2. The United States isn’t imposing high enough costs to force change
Here’s an even bigger problem in Trump’s Iran strategy: It’s making extensive demands without imposing enough pressure. The Trump administration is mainly reimposing the sanctions that had been lifted under the nuclear deal. But these sanctions will almost certainly be less powerful than they were before 2015 because the United States is doing this alone, without Europe and others.
This reduced pressure is supposed to force not just greater nuclear restrictions but also fundamental changes in Iran’s foreign and domestic policies.

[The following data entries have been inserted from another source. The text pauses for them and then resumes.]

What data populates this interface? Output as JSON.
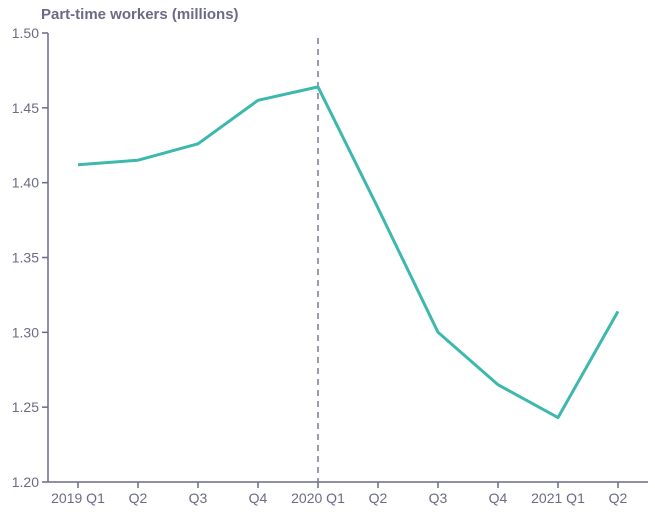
{
  "chart_data": {
    "type": "line",
    "title": "Part-time workers (millions)",
    "xlabel": "",
    "ylabel": "Part-time workers (millions)",
    "categories": [
      "2019 Q1",
      "Q2",
      "Q3",
      "Q4",
      "2020 Q1",
      "Q2",
      "Q3",
      "Q4",
      "2021 Q1",
      "Q2"
    ],
    "series": [
      {
        "name": "Part-time workers",
        "values": [
          1.412,
          1.415,
          1.426,
          1.455,
          1.464,
          1.383,
          1.3,
          1.265,
          1.243,
          1.314
        ],
        "color": "#3db8ad"
      }
    ],
    "ylim": [
      1.2,
      1.5
    ],
    "yticks": [
      "1.20",
      "1.25",
      "1.30",
      "1.35",
      "1.40",
      "1.45",
      "1.50"
    ],
    "grid": false,
    "annotations": [
      {
        "type": "vertical-dashed-line",
        "at": "2020 Q1"
      }
    ],
    "legend": "none"
  },
  "colors": {
    "line": "#3db8ad",
    "axis": "#6b6b86",
    "dashed": "#7a7a90"
  }
}
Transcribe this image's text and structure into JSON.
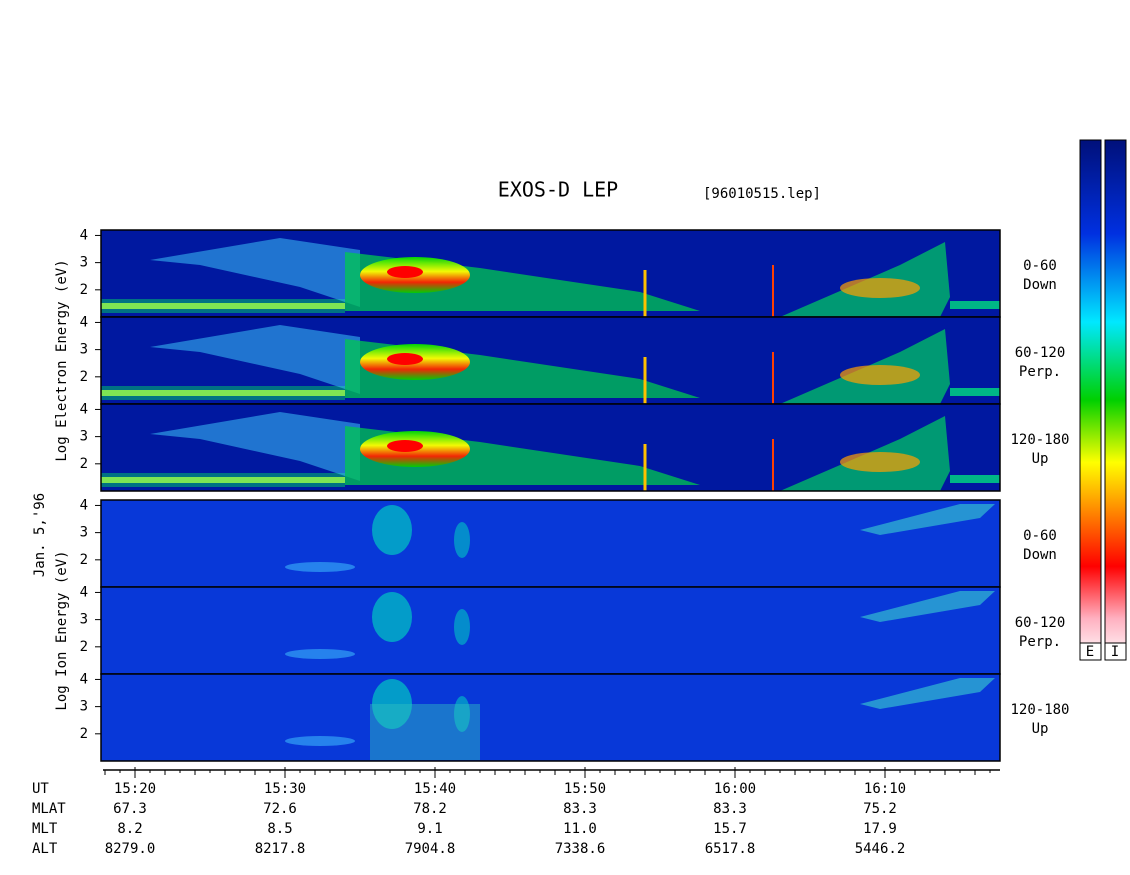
{
  "chart_data": {
    "type": "spectrogram",
    "title": "EXOS-D LEP",
    "subtitle": "[96010515.lep]",
    "date": "Jan. 5,'96",
    "ylim": [
      1,
      4.2
    ],
    "yticks": [
      2,
      3,
      4
    ],
    "groups": [
      {
        "ylabel": "Log  Electron  Energy  (eV)",
        "kind": "electron",
        "panels": [
          {
            "angle": "0-60",
            "dir": "Down"
          },
          {
            "angle": "60-120",
            "dir": "Perp."
          },
          {
            "angle": "120-180",
            "dir": "Up"
          }
        ]
      },
      {
        "ylabel": "Log  Ion  Energy  (eV)",
        "kind": "ion",
        "panels": [
          {
            "angle": "0-60",
            "dir": "Down"
          },
          {
            "angle": "60-120",
            "dir": "Perp."
          },
          {
            "angle": "120-180",
            "dir": "Up"
          }
        ]
      }
    ],
    "xlabel": "UT",
    "xticks": [
      "15:20",
      "15:30",
      "15:40",
      "15:50",
      "16:00",
      "16:10"
    ],
    "rows": [
      {
        "name": "MLAT",
        "values": [
          "67.3",
          "72.6",
          "78.2",
          "83.3",
          "83.3",
          "75.2"
        ]
      },
      {
        "name": "MLT",
        "values": [
          "8.2",
          "8.5",
          "9.1",
          "11.0",
          "15.7",
          "17.9"
        ]
      },
      {
        "name": "ALT",
        "values": [
          "8279.0",
          "8217.8",
          "7904.8",
          "7338.6",
          "6517.8",
          "5446.2"
        ]
      }
    ],
    "colorbar_labels": [
      "E",
      "I"
    ]
  }
}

Historically, nations have usually resisted giving in to such extensive demands, even when facing powerful opponents such as the United States. Indeed, nations tend make such comprehensive and radical policy changes only after a revolution or a catastrophic defeat in war.
3. The United States isn’t offering Iran a clear path out
It’s possible that Pompeo’s 12 demands are simply an opening bargaining position and that Iran might be able to win relief with more modest concessions, maybe just on its nuclear and missile programs. But for this strategy to work, Iran would have to see a clear pathway to negotiations and trust that Trump would indeed lift sanctions after it makes concessions.
Even if these negotiations took place and Trump promised to lift sanctions in exchange for more moderate concessions, why would the Iranians trust him to keep his word? After all, Trump already pulled out of one deal with Iran. What’s to stop him from doing the same again if he decides another of the 12 demands needs to be fulfilled?
What’s really going on here?
Why is the Trump administration pursuing a policy that appears to have such low odds of success? It’s possible the administration has an exaggerated sense of what sanctions can achieve.
What’s more likely is that the Trump administration’s real goal is replacing the current government entirely. U.S. officials probably know Iran cannot accept the demands being made of it. Instead, they’re probably hoping that the sanctions will encourage internal dissent and the overthrow of the leadership.